Sup. Judy Morris said that process already exists for anything over 5,000 square feet.
“The conditional use permit process is there for the public to weigh in, though it does take a little bit of time. Do they just want to outlaw big commercial buildings?” Morris said.
“Every time Dollar General is brought up, it is always in the negative. This is the same rub it was five years ago. They have worked among themselves to try and develop something, but told to put on pause until the general plan is done. And now the very thing they want to prohibit from development is knocking on their door. Is there a way to surgically request in a specific area a moratorium on that?” Chadwick asked.
Fenley said, “Keep in mind this land might be owned by individuals that want revenue from it. We are going to have to look at this carefully. There’s a lot of heartburn and a lot more going on than a box store coming in and wiping out the town which is probably feasible.”
Sup. Jeremy Brown said he doesn’t believe in government interfering with business too much.
“People support business with their dollar. That is what determines the outcome of a business is if people are supporting it with their money,” he said, adding businesses and consumers generally benefit when there is competition resulting in better product, more selection and better prices.
Kenneth Wiley and Heather Gossman spoke for the group spearheading the effort against Grocery Outlet and Dollar General stores moving into small communities.
“We don’t want to spend gobs of county money on it, but a lot of people have strong opinions on it.

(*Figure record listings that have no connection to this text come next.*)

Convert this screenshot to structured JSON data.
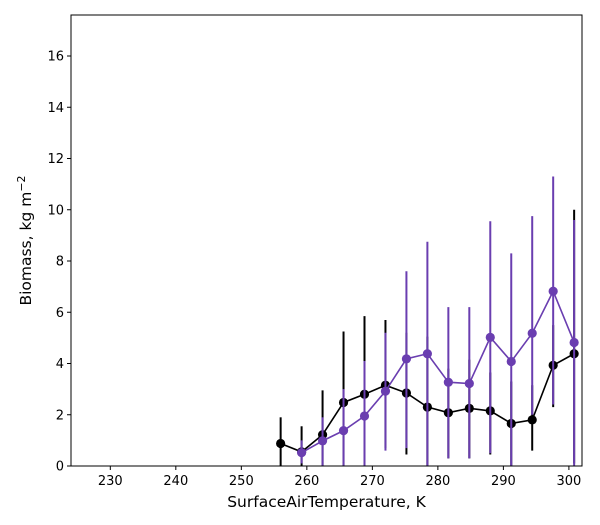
{
  "chart_data": {
    "type": "line",
    "xlabel": "SurfaceAirTemperature,  K",
    "ylabel_text": "Biomass,  kg m",
    "ylabel_exponent": "−2",
    "xlim": [
      224,
      302
    ],
    "ylim": [
      0,
      17.6
    ],
    "xticks": [
      230,
      240,
      250,
      260,
      270,
      280,
      290,
      300
    ],
    "yticks": [
      0,
      2,
      4,
      6,
      8,
      10,
      12,
      14,
      16
    ],
    "grid": false,
    "legend": false,
    "series": [
      {
        "color": "#000000",
        "x": [
          256,
          259.2,
          262.4,
          265.6,
          268.8,
          272,
          275.2,
          278.4,
          281.6,
          284.8,
          288,
          291.2,
          294.4,
          297.6,
          300.8
        ],
        "y": [
          0.88,
          0.55,
          1.22,
          2.48,
          2.8,
          3.15,
          2.85,
          2.3,
          2.08,
          2.25,
          2.15,
          1.66,
          1.8,
          3.93,
          4.38
        ],
        "err_low": [
          0,
          0,
          0,
          0,
          0,
          0.7,
          0.45,
          0,
          0.3,
          0.3,
          0.45,
          0,
          0.6,
          2.3,
          0.1
        ],
        "err_high": [
          1.9,
          1.55,
          2.95,
          5.25,
          5.85,
          5.7,
          5.2,
          5.05,
          3.8,
          4.15,
          3.65,
          3.3,
          3.15,
          5.5,
          10.0
        ]
      },
      {
        "color": "#6a3eb0",
        "x": [
          259.2,
          262.4,
          265.6,
          268.8,
          272,
          275.2,
          278.4,
          281.6,
          284.8,
          288,
          291.2,
          294.4,
          297.6,
          300.8
        ],
        "y": [
          0.52,
          0.98,
          1.38,
          1.95,
          2.92,
          4.18,
          4.38,
          3.27,
          3.22,
          5.02,
          4.08,
          5.18,
          6.82,
          4.82
        ],
        "err_low": [
          0.1,
          0,
          0,
          0,
          0.6,
          0.7,
          0,
          0.3,
          0.3,
          0.5,
          0,
          2.0,
          2.4,
          0
        ],
        "err_high": [
          1.0,
          1.9,
          3.0,
          4.1,
          5.2,
          7.6,
          8.75,
          6.2,
          6.2,
          9.55,
          8.3,
          9.75,
          11.3,
          9.6
        ]
      }
    ]
  }
}
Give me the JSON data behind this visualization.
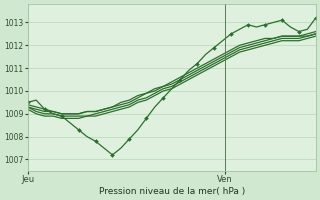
{
  "background_color": "#cfe8cf",
  "plot_bg_color": "#dff0df",
  "grid_color": "#b8d8b8",
  "line_color": "#2d6e2d",
  "marker_color": "#2d6e2d",
  "title": "Pression niveau de la mer( hPa )",
  "ylabel_ticks": [
    1007,
    1008,
    1009,
    1010,
    1011,
    1012,
    1013
  ],
  "ylim": [
    1006.5,
    1013.8
  ],
  "xlim": [
    0,
    35
  ],
  "xtick_positions": [
    0,
    24
  ],
  "xtick_labels": [
    "Jeu",
    "Ven"
  ],
  "ven_x": 24,
  "series": [
    [
      1009.5,
      1009.6,
      1009.2,
      1009.0,
      1008.9,
      1008.6,
      1008.3,
      1008.0,
      1007.8,
      1007.5,
      1007.2,
      1007.5,
      1007.9,
      1008.3,
      1008.8,
      1009.3,
      1009.7,
      1010.1,
      1010.5,
      1010.9,
      1011.2,
      1011.6,
      1011.9,
      1012.2,
      1012.5,
      1012.7,
      1012.9,
      1012.8,
      1012.9,
      1013.0,
      1013.1,
      1012.8,
      1012.6,
      1012.7,
      1013.2
    ],
    [
      1009.4,
      1009.3,
      1009.2,
      1009.1,
      1009.0,
      1009.0,
      1009.0,
      1009.1,
      1009.1,
      1009.2,
      1009.3,
      1009.5,
      1009.6,
      1009.8,
      1009.9,
      1010.1,
      1010.2,
      1010.4,
      1010.6,
      1010.8,
      1011.0,
      1011.2,
      1011.4,
      1011.6,
      1011.8,
      1012.0,
      1012.1,
      1012.2,
      1012.3,
      1012.3,
      1012.4,
      1012.4,
      1012.4,
      1012.5,
      1012.6
    ],
    [
      1009.3,
      1009.2,
      1009.1,
      1009.1,
      1009.0,
      1009.0,
      1009.0,
      1009.1,
      1009.1,
      1009.2,
      1009.3,
      1009.4,
      1009.5,
      1009.7,
      1009.9,
      1010.0,
      1010.2,
      1010.3,
      1010.5,
      1010.7,
      1010.9,
      1011.1,
      1011.3,
      1011.5,
      1011.7,
      1011.9,
      1012.0,
      1012.1,
      1012.2,
      1012.3,
      1012.4,
      1012.4,
      1012.4,
      1012.4,
      1012.5
    ],
    [
      1009.3,
      1009.1,
      1009.0,
      1009.0,
      1008.9,
      1008.9,
      1008.9,
      1008.9,
      1009.0,
      1009.1,
      1009.2,
      1009.3,
      1009.4,
      1009.6,
      1009.7,
      1009.9,
      1010.1,
      1010.2,
      1010.4,
      1010.6,
      1010.8,
      1011.0,
      1011.2,
      1011.4,
      1011.6,
      1011.8,
      1011.9,
      1012.0,
      1012.1,
      1012.2,
      1012.3,
      1012.3,
      1012.3,
      1012.4,
      1012.5
    ],
    [
      1009.2,
      1009.0,
      1008.9,
      1008.9,
      1008.8,
      1008.8,
      1008.8,
      1008.9,
      1008.9,
      1009.0,
      1009.1,
      1009.2,
      1009.3,
      1009.5,
      1009.6,
      1009.8,
      1010.0,
      1010.1,
      1010.3,
      1010.5,
      1010.7,
      1010.9,
      1011.1,
      1011.3,
      1011.5,
      1011.7,
      1011.8,
      1011.9,
      1012.0,
      1012.1,
      1012.2,
      1012.2,
      1012.2,
      1012.3,
      1012.4
    ]
  ],
  "marker_series": 0,
  "figsize": [
    3.2,
    2.0
  ],
  "dpi": 100
}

We got 501 signatures in two weeks, specifically against Dollar General, formula box stores and cookie cutter stores,” Wiley said.
“We want to exert some control over our community as others have done with cannabis opt outs,” said Adrien Keys of Hayfork.
“It’s a drastic item we’re asking for, but it did come to our door unexpectedly that another Dollar General is looking to set up shop in Hayfork, especially at this time when so many are just trying to stay open with COVID. Even our efforts to reach out to people have been stymied by COVID,” Gossman said.
She asked for time “to get it together so when we do present to you it is tight and nothing comes back to bite.”
She added the people who signed the petition are looking for the community’s interests to be heard and said, “I understand about competition, but Dollar General is not healthy competition. They are targeting us.”
In closing, Planning Director Kim Hunter asked for time to work with County Counsel on a path forward.
Chadwick said she is seeking assurance to the Hayfork community “that they are equally important as those that say they don’t want cannabis in their community.”
Fenley said he is willing to direct staff to work on it, but wants a cost and time limit like two hours.
Sup. Groves suggested it might be more expedient for the group to hire a private consultant and create their own proposal or a ballot measure, adding “if this group is serious, they should realize the county is not going to be their savior. A private consultant is a faster way for them to do because at best, this will be a slow, painful process for the county to do it.”
County Counsel Margaret Long said the only mechanism for something immediate is an urgency ordinance she isn’t sure would pass legal muster, or a vote of the people or a formal ordinance of the board. A vote would have to be countywide unless a special district is formed.
County Administrative Officer Richard Kuhns said the board’s Aug. 18 meeting is feasible for a report back with recommendations on timeframe, cost and level of staff involvement.